I told him I was not a rapper. He then asked if I played sports. I told him I haven’t played sports since high school. He went on to name a few other stereotypical things his mind could conjure as to how I could have such an expensive stereo system. None of them involved me working to earn money. I’m surprised he didn’t ask if I was a pimp. I was actually taking it all in, and I purposely did not tell him what I did, nor did I feel the need to. He was merely purchasing an amplifier from me, and this somehow made him feel entitled to grill me. He paid and left. I wonder whether he kept guessing how I was able to afford the things I own. If so, I also wonder whether the concept of a black man paying for the things he owns himself with his own earned money crossed his mind. By that, I mean earned without rapping, singing, dancing, playing sports or selling drugs. If he went to a white man’s home to buy an expensive amplifier, would he inquire about whether the white seller was a rapper or an athlete?

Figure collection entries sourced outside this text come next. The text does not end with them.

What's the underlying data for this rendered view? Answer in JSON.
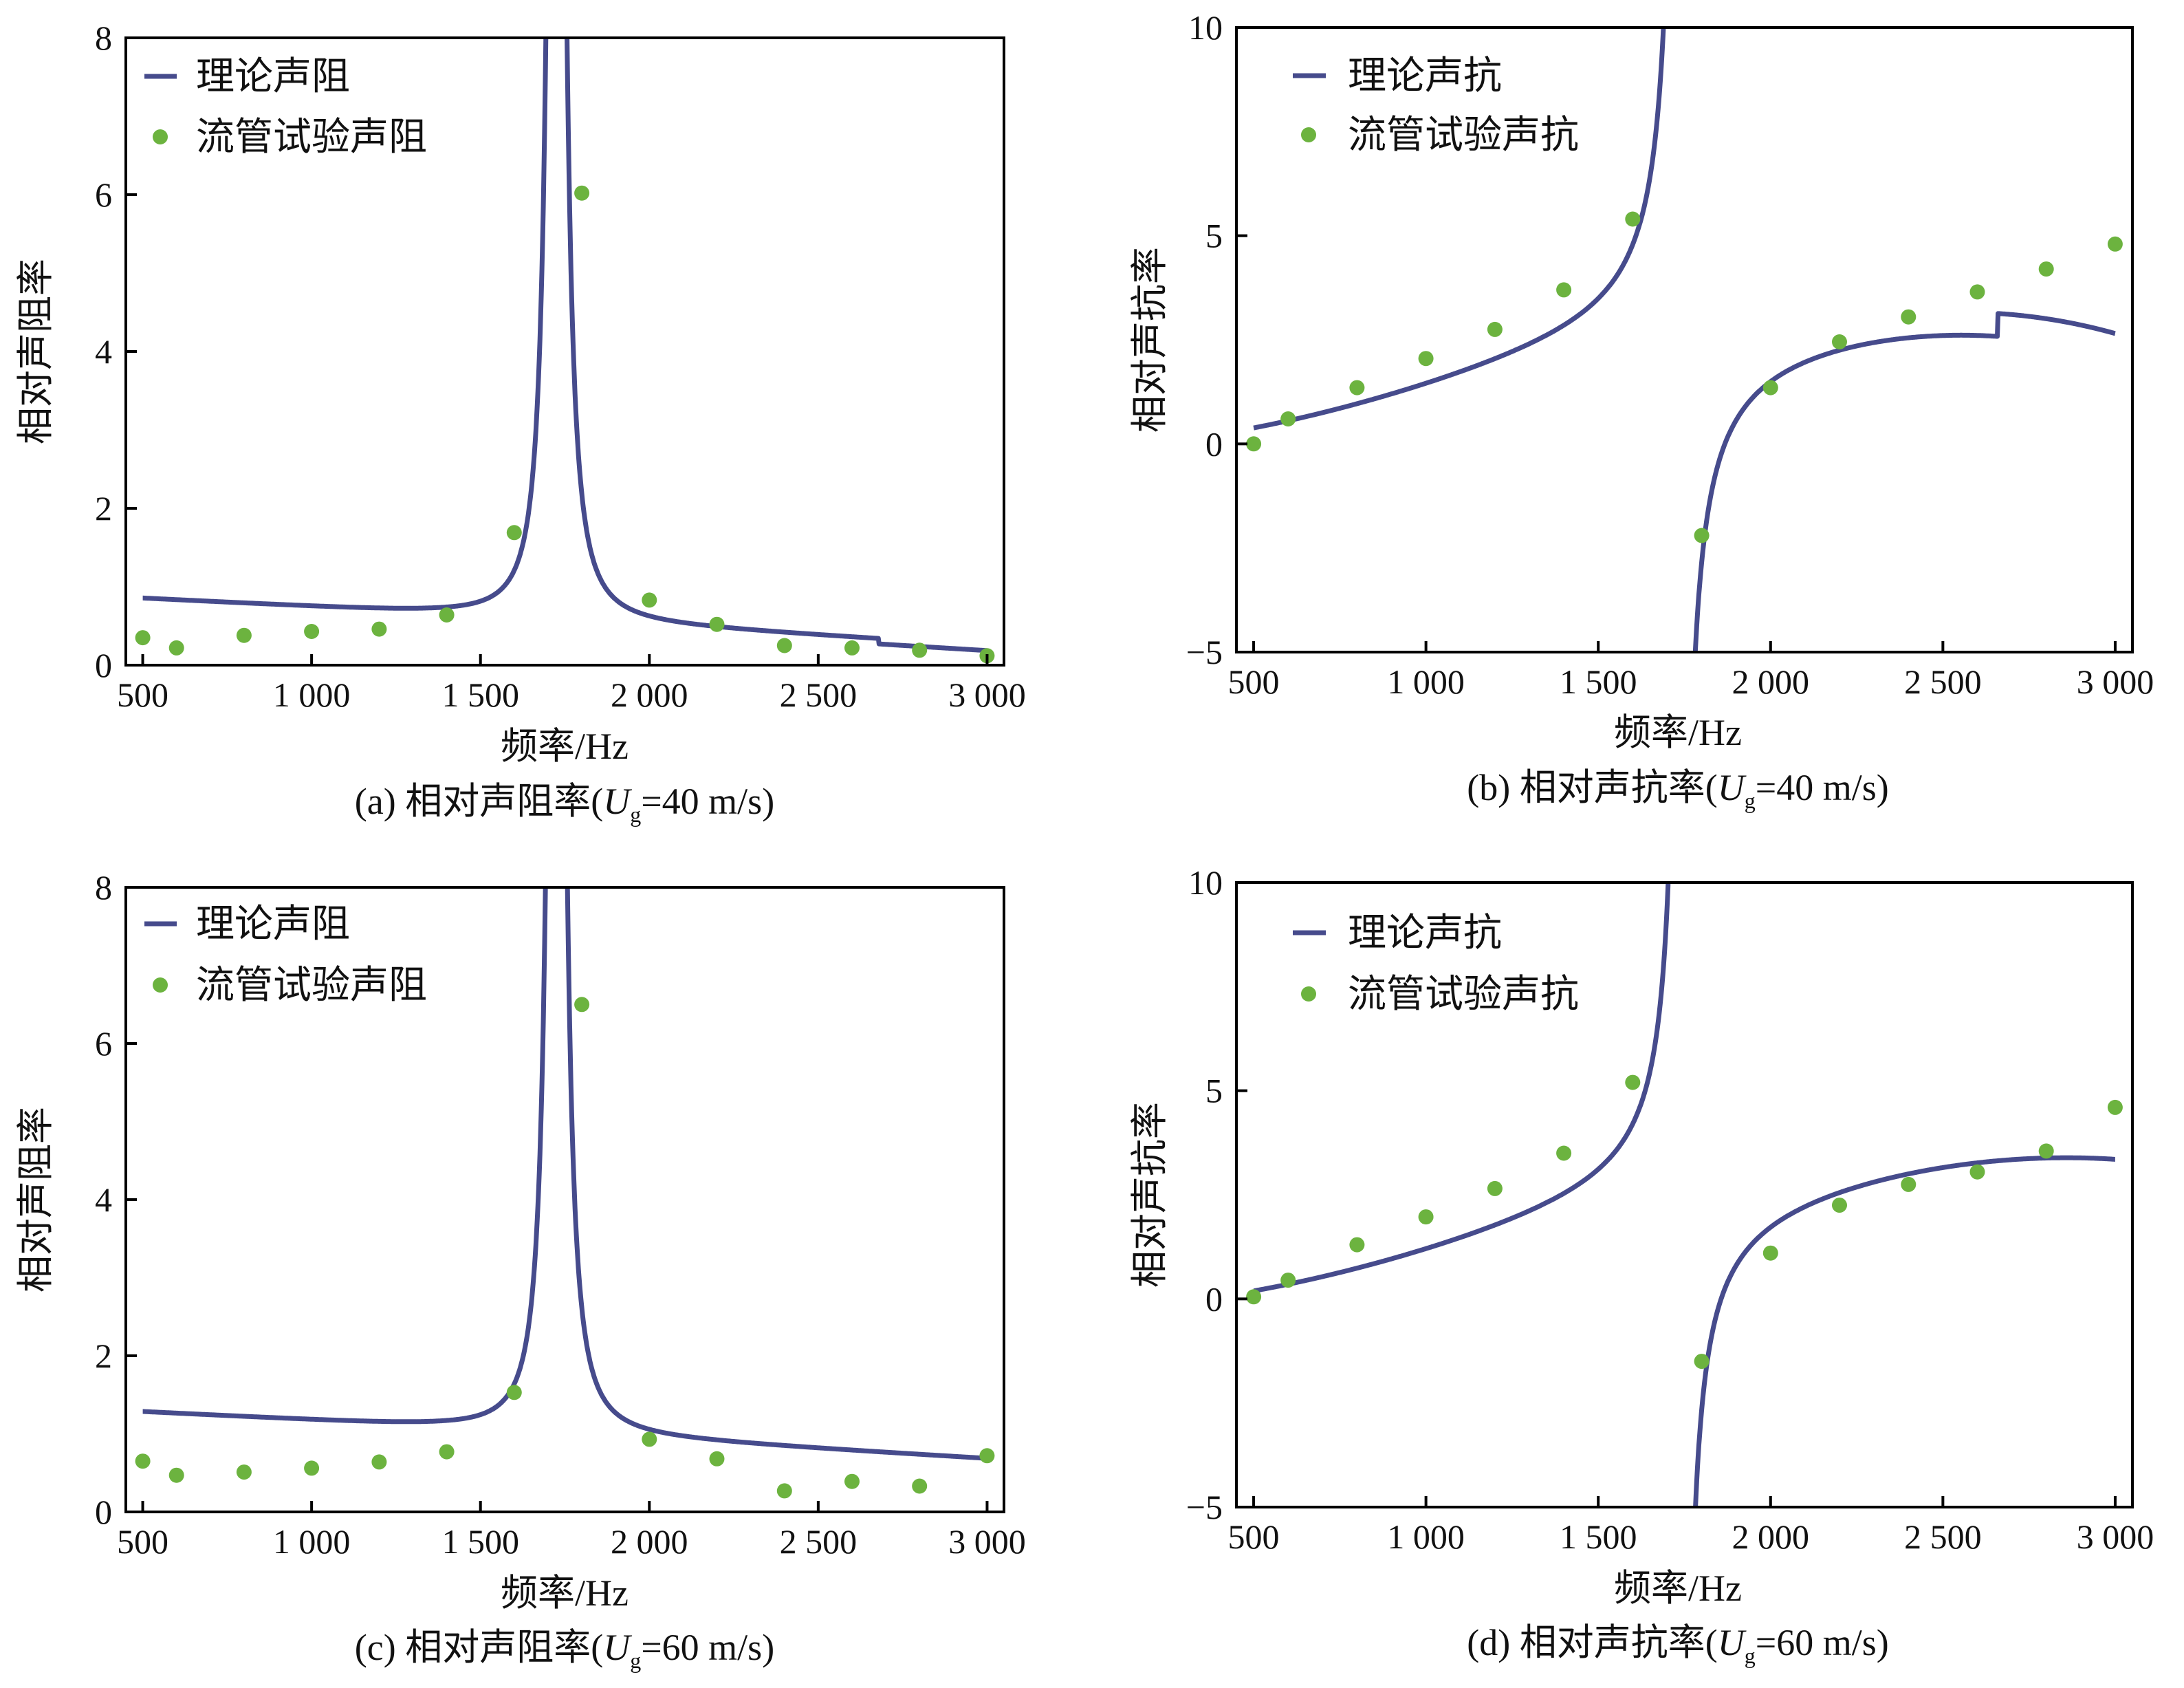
{
  "colors": {
    "theory": "#464b8c",
    "experiment": "#6cb33f",
    "axis": "#000000"
  },
  "chart_data": [
    {
      "id": "a",
      "type": "line+scatter",
      "caption": {
        "prefix": "(a) 相对声阻率(",
        "var": "U",
        "sub": "g",
        "suffix": "=40 m/s)"
      },
      "xlabel": "频率/Hz",
      "ylabel": "相对声阻率",
      "xlim": [
        450,
        3050
      ],
      "ylim": [
        0,
        8
      ],
      "xticks": [
        500,
        1000,
        1500,
        2000,
        2500,
        3000
      ],
      "xtick_labels": [
        "500",
        "1 000",
        "1 500",
        "2 000",
        "2 500",
        "3 000"
      ],
      "yticks": [
        0,
        2,
        4,
        6,
        8
      ],
      "ytick_labels": [
        "0",
        "2",
        "4",
        "6",
        "8"
      ],
      "legend": [
        "理论声阻",
        "流管试验声阻"
      ],
      "theory_model": {
        "kind": "resistance",
        "base_start": 0.85,
        "base_mid": 0.65,
        "base_end": 0.25,
        "f0": 1725,
        "amp": 30,
        "width": 18,
        "step_at": 2680,
        "step": -0.07
      },
      "experiment": {
        "x": [
          500,
          600,
          800,
          1000,
          1200,
          1400,
          1600,
          1800,
          2000,
          2200,
          2400,
          2600,
          2800,
          3000
        ],
        "y": [
          0.35,
          0.22,
          0.38,
          0.43,
          0.46,
          0.64,
          1.69,
          6.02,
          0.83,
          0.52,
          0.25,
          0.22,
          0.19,
          0.12
        ]
      }
    },
    {
      "id": "b",
      "type": "line+scatter",
      "caption": {
        "prefix": "(b) 相对声抗率(",
        "var": "U",
        "sub": "g",
        "suffix": "=40 m/s)"
      },
      "xlabel": "频率/Hz",
      "ylabel": "相对声抗率",
      "xlim": [
        450,
        3050
      ],
      "ylim": [
        -5,
        10
      ],
      "xticks": [
        500,
        1000,
        1500,
        2000,
        2500,
        3000
      ],
      "xtick_labels": [
        "500",
        "1 000",
        "1 500",
        "2 000",
        "2 500",
        "3 000"
      ],
      "yticks": [
        -5,
        0,
        5,
        10
      ],
      "ytick_labels": [
        "−5",
        "0",
        "5",
        "10"
      ],
      "legend": [
        "理论声抗",
        "流管试验声抗"
      ],
      "theory_model": {
        "kind": "reactance",
        "f0": 1735,
        "A": 350,
        "c0": 0.1,
        "c1": 1.38,
        "c2": 1.0,
        "c3": -0.95,
        "step_at": 2660,
        "step": 0.55
      },
      "experiment": {
        "x": [
          500,
          600,
          800,
          1000,
          1200,
          1400,
          1600,
          1800,
          2000,
          2200,
          2400,
          2600,
          2800,
          3000
        ],
        "y": [
          0.0,
          0.6,
          1.35,
          2.05,
          2.75,
          3.7,
          5.4,
          -2.2,
          1.35,
          2.45,
          3.05,
          3.65,
          4.2,
          4.8
        ]
      }
    },
    {
      "id": "c",
      "type": "line+scatter",
      "caption": {
        "prefix": "(c) 相对声阻率(",
        "var": "U",
        "sub": "g",
        "suffix": "=60 m/s)"
      },
      "xlabel": "频率/Hz",
      "ylabel": "相对声阻率",
      "xlim": [
        450,
        3050
      ],
      "ylim": [
        0,
        8
      ],
      "xticks": [
        500,
        1000,
        1500,
        2000,
        2500,
        3000
      ],
      "xtick_labels": [
        "500",
        "1 000",
        "1 500",
        "2 000",
        "2 500",
        "3 000"
      ],
      "yticks": [
        0,
        2,
        4,
        6,
        8
      ],
      "ytick_labels": [
        "0",
        "2",
        "4",
        "6",
        "8"
      ],
      "legend": [
        "理论声阻",
        "流管试验声阻"
      ],
      "theory_model": {
        "kind": "resistance",
        "base_start": 1.28,
        "base_mid": 1.08,
        "base_end": 0.68,
        "f0": 1725,
        "amp": 30,
        "width": 18,
        "step_at": 0,
        "step": 0
      },
      "experiment": {
        "x": [
          500,
          600,
          800,
          1000,
          1200,
          1400,
          1600,
          1800,
          2000,
          2200,
          2400,
          2600,
          2800,
          3000
        ],
        "y": [
          0.65,
          0.47,
          0.51,
          0.56,
          0.64,
          0.77,
          1.53,
          6.5,
          0.93,
          0.68,
          0.27,
          0.39,
          0.33,
          0.72
        ]
      }
    },
    {
      "id": "d",
      "type": "line+scatter",
      "caption": {
        "prefix": "(d) 相对声抗率(",
        "var": "U",
        "sub": "g",
        "suffix": "=60 m/s)"
      },
      "xlabel": "频率/Hz",
      "ylabel": "相对声抗率",
      "xlim": [
        450,
        3050
      ],
      "ylim": [
        -5,
        10
      ],
      "xticks": [
        500,
        1000,
        1500,
        2000,
        2500,
        3000
      ],
      "xtick_labels": [
        "500",
        "1 000",
        "1 500",
        "2 000",
        "2 500",
        "3 000"
      ],
      "yticks": [
        -5,
        0,
        5,
        10
      ],
      "ytick_labels": [
        "−5",
        "0",
        "5",
        "10"
      ],
      "legend": [
        "理论声抗",
        "流管试验声抗"
      ],
      "theory_model": {
        "kind": "reactance",
        "f0": 1742,
        "A": 300,
        "c0": -0.05,
        "c1": 1.3,
        "c2": 1.0,
        "c3": -0.75,
        "step_at": 0,
        "step": 0
      },
      "experiment": {
        "x": [
          500,
          600,
          800,
          1000,
          1200,
          1400,
          1600,
          1800,
          2000,
          2200,
          2400,
          2600,
          2800,
          3000
        ],
        "y": [
          0.05,
          0.45,
          1.3,
          1.97,
          2.65,
          3.5,
          5.2,
          -1.5,
          1.1,
          2.25,
          2.75,
          3.05,
          3.55,
          4.6
        ]
      }
    }
  ]
}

Would that even come up? I very much doubt it, yet this is a recurring theme for me and people just like me.
Even the knowledge about my heritage isn’t safe from questioning. I once had a middle-aged white man attempt to lecture me about the politics of Nigeria and Cameroon like he knew about it more intimately than I did. He then cited a book for reference. The problem? He didn’t know that the book he was referencing was written by my father. Rest assured, this man doesn’t know the contents of that book better than I do. I didn’t tell him the author was my father. I let him ramble on. He then told me that he knew a lot about Nigeria and that he has spoken to many lecturers, educators and academics about Nigerian politics. He didn’t know that he was speaking with the son of the educator who authored the text he cited. I didn’t feel the need to tell him. I found his hubris and the situation humorous. After he was done boasting about the people he speaks with, he then asked me “What do you do for a living?”.